I am in the process of replacing all the bulbs in my new Burstner Nexxo with LED ones. However, I can't figure out how to access the bulbs in the flush fitting, swivelling lights in the washroom. I have attached a photo and would appreciate any suggestions. Thanks.


----------



## Gainsborough (Jan 5, 2007)

The black centre section swivels on two pins. Insert a small screwdriver between the black centre swivel section and the grey outer at a point near one of the swivel pins and gently prise out. The LED lights I fitted required that I removed the inner reflector. I then firmed up the glass to stop it rattling with a couple of bits of blue tac.


----------



## Bubblehead (Mar 5, 2007)

Hi

Just done all our at the Newbury show. Gainsborough is right on the way to remove them.
I bought the flat LEDs with the 2 pins in the centre of the back so that I could replace the swivel and glass. I had to remove the reflector to do this

The LED bulbs with the conical reflector body are to big to allow you to replace the glass

The company at the show were

www.ledbulbs4u.co.uk

The flat ones are a bit fiddley to get in but look better as you can refit the glass. The bulb in the shower was a tad difficult to change.

Andy


----------



## OwnedbyCollies (Dec 7, 2009)

We did exactly the same thing just last week and the bathroom lights were indeed a challenge!

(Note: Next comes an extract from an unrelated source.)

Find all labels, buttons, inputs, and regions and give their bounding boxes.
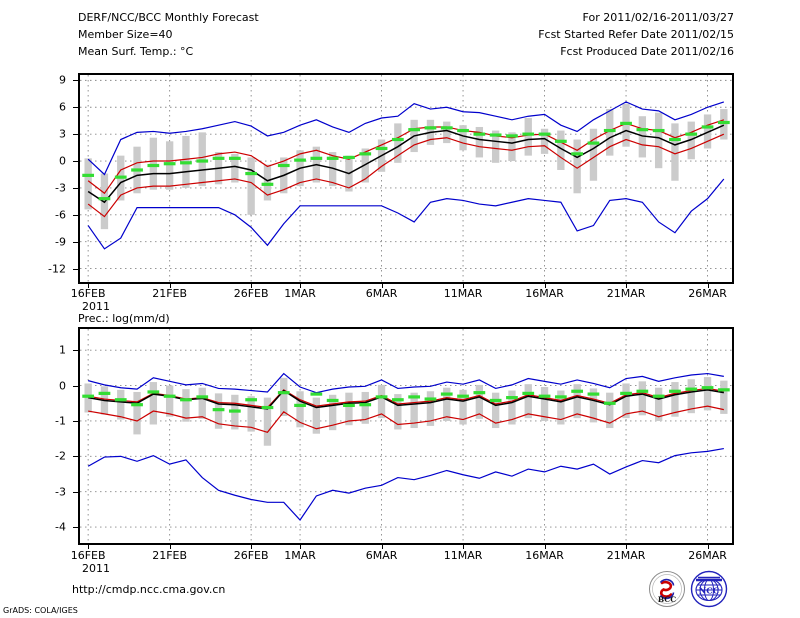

The outer black plastic ring can be prized gently off with a screw driver. The inner housing swivels on two pegs at either side - if you push one side of the unit in far enough you can see the join between the outer ring and the inner housing. The bulbs (end on fitting) sit in a reflective dome behind the glass and we could not get any LEDs to fit. They either did not allow the glass to be refitted or meant that we could not replace the reflector. 

We have opted to replace the bulbs with an MR11 dome (same as the spots in the living area) and leave out the glass. It works OK, is much lighter, it looks good and still allows swivelling. I hope they don't work loose and fall out when travelling!

If you discover an alternative solution please let me know!


----------



## efjayar (Jul 30, 2007)

Thanks to all who replied. Having managed to get to the bulbs, I could not find an led bulb off the shelf small enough to replace them. However, I bought a couple of tower leds from Ultraleds (http://www.ultraleds.co.uk/acdc-cool-white-bulb-1w15wback-p-2086.html) which are as small I could get. By removing the plastic spacer and snipping the ends of the pins I managed to get them to fit. It was tight but allowed me to replace the glass.


----------